Rabbi Nossen Notte left two brothers and two sisters in Jerusalem, and they were "fruitful and multiplied." Three of my dad's first cousins are still alive, and dozens of second and third generation family members are all over Israel, ranging from a kibbutz two miles from the Gaza separation fence to ultra-religious folks in places like Bene Barak and Sfot (Safed).
Getting to meet so many relatives has been wonderful, and many have come to the USA and met my parents, brothers, nephews and nieces.
But back to the ancestry search. I found that the Old Yishuv Museum in the Jewish Quarter of the Old City, Jerusalem, was very helpful, as was the archival section of the Israel Museum. The most helpful were the family members themselves because some had heirlooms belonging to Rav Shmuel. Also, Rav Shmuel was so famous that a section of Jerusalem, Kiryat Shmuel was named for him and he attended the dedication -- there's a plaque at the section entrance honoring him!
I also wanted to find out more about my grandparents. I had their address in Mea Shearim in Jerusalem, so I went there. To my surprise, the building was still standing, and looked like it had not been renovated since before World War I. I asked a couple of very old men if they knew the name "Salant," and they did. One showed me where he thought the family lived, and it corresponded to the address I had discovered.
I don't know if I am being of any help, but I admit to loving the chance to find and meet family members.
My husband, three children and I visited Germany to see where his family had lived. We went to a small town of 2500 people and visited the cemetery but did not find any old gravestones with his family's name. There were more recent ones present so we knew family still lived in the area.
We went to the post office and train station to find an English speaking person to ask about family in the area. We met the only English speaking person in the town at the train station. He told us to go to lunch in the next town and he would call around and see if someone would agree to meet with us. There were eleven families with our family name in the phone book. After lunch he took us to meet a young man with the surname of my husand's great grandfather. The young man said his aunt would know more about the family and set up a meeting with her. We had brought an old photograph of my husband's great grandfather and his family. When we met the aunt she went into another room and came back with the same family photo we had brought. The family lost touch with each other when the last German speaking/writing family member in America died. My husband's father did not know his mother and aunt had been in contact with family in Germany. This woman was very happy to meet us and said the American relatives had sent them care packages after WWII. She said she would give our address to the man in the family who had the family tree and make sure he sent us a copy. (He did.) It was very exciting to see the small town where this branch of my husband's family had lived for several hundred years. My children, though young at the time, still remember that visit with German family.

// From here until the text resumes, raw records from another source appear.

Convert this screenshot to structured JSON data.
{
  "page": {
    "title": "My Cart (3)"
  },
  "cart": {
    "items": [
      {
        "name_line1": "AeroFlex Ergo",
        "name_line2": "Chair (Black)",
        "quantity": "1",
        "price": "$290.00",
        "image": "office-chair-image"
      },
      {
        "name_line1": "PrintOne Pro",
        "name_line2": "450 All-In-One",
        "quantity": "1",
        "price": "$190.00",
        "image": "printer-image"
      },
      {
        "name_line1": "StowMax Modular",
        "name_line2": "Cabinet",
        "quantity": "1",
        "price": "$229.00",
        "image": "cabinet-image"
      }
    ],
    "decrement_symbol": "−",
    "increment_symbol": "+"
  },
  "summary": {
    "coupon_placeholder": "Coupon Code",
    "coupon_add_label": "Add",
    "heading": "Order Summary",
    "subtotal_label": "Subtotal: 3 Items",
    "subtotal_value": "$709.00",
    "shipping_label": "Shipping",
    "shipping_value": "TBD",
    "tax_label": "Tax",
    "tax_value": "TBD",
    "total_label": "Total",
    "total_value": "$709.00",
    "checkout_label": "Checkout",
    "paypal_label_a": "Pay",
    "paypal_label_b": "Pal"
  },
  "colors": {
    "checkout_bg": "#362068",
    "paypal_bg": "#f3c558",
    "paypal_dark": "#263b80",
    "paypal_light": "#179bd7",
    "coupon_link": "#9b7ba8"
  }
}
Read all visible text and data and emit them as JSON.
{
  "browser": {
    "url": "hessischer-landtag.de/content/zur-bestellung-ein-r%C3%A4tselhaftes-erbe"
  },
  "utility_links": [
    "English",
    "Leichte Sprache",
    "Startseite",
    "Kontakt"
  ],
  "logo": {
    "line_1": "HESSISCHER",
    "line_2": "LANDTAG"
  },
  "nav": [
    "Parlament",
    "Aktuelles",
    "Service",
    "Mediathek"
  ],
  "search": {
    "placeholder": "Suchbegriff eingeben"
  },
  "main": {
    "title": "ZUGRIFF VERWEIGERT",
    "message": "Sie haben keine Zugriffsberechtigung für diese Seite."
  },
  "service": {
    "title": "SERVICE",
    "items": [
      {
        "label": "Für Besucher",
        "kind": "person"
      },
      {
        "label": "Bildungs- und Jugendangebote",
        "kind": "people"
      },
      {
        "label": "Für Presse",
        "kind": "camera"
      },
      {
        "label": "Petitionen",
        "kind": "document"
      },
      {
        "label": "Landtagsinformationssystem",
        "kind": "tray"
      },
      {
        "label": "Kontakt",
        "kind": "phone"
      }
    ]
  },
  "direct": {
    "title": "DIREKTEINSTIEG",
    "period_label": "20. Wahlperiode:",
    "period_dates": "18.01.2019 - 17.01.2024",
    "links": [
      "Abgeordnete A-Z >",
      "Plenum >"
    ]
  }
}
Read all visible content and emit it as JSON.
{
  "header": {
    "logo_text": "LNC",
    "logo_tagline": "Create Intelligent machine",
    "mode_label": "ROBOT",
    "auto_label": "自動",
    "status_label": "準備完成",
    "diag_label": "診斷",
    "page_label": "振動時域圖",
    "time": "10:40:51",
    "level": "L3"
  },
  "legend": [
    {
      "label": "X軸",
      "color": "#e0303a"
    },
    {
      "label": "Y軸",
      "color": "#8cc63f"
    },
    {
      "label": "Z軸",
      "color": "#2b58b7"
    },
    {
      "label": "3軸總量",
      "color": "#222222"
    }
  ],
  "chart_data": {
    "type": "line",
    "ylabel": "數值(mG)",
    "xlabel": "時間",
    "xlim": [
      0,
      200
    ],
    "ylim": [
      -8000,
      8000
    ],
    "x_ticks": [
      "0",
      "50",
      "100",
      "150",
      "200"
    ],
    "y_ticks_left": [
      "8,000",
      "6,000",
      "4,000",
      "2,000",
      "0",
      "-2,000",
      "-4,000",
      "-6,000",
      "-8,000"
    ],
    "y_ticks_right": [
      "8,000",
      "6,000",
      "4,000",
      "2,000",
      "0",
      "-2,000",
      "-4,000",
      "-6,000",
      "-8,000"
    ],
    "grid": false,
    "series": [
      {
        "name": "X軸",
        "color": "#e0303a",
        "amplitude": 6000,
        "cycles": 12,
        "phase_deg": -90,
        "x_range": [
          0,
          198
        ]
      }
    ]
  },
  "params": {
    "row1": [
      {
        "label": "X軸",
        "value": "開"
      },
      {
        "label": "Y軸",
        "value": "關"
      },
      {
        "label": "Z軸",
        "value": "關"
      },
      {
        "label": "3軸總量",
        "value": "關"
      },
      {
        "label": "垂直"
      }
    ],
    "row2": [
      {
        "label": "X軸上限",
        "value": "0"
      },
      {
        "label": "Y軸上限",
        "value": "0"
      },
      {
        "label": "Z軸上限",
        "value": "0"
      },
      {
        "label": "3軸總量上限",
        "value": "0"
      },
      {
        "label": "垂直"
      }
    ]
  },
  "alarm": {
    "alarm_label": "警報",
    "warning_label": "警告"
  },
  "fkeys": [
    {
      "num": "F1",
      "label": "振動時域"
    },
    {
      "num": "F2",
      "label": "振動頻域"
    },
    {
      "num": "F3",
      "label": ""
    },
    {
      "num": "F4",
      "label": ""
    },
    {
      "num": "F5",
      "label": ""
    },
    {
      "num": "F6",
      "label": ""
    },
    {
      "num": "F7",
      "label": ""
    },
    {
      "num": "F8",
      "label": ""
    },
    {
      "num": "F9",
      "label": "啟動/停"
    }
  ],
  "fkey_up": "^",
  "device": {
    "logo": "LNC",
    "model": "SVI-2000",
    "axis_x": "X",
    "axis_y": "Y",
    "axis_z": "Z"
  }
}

I went to County Cork Ireland where my great grandfather lived as a child.He came to America at age 8 after his parents.died. My three children and my husband went with me. We visited the town of Kinsale and had a picnic at a local point of interest where he and his family had picnics on Sunday afternoons. We visited the local cemetery and looked for gravestones with the family name but most had been made of wood and did not survive. The local history museum was open and we made inquiries there of the family. We visited several Catholic churches in the area and were allowed to look at church records of marriages, births, deaths, etc. dating back to the 1800's. We did not learn much new information sadly but we got a glimpse of where out family came from and the life they lived there.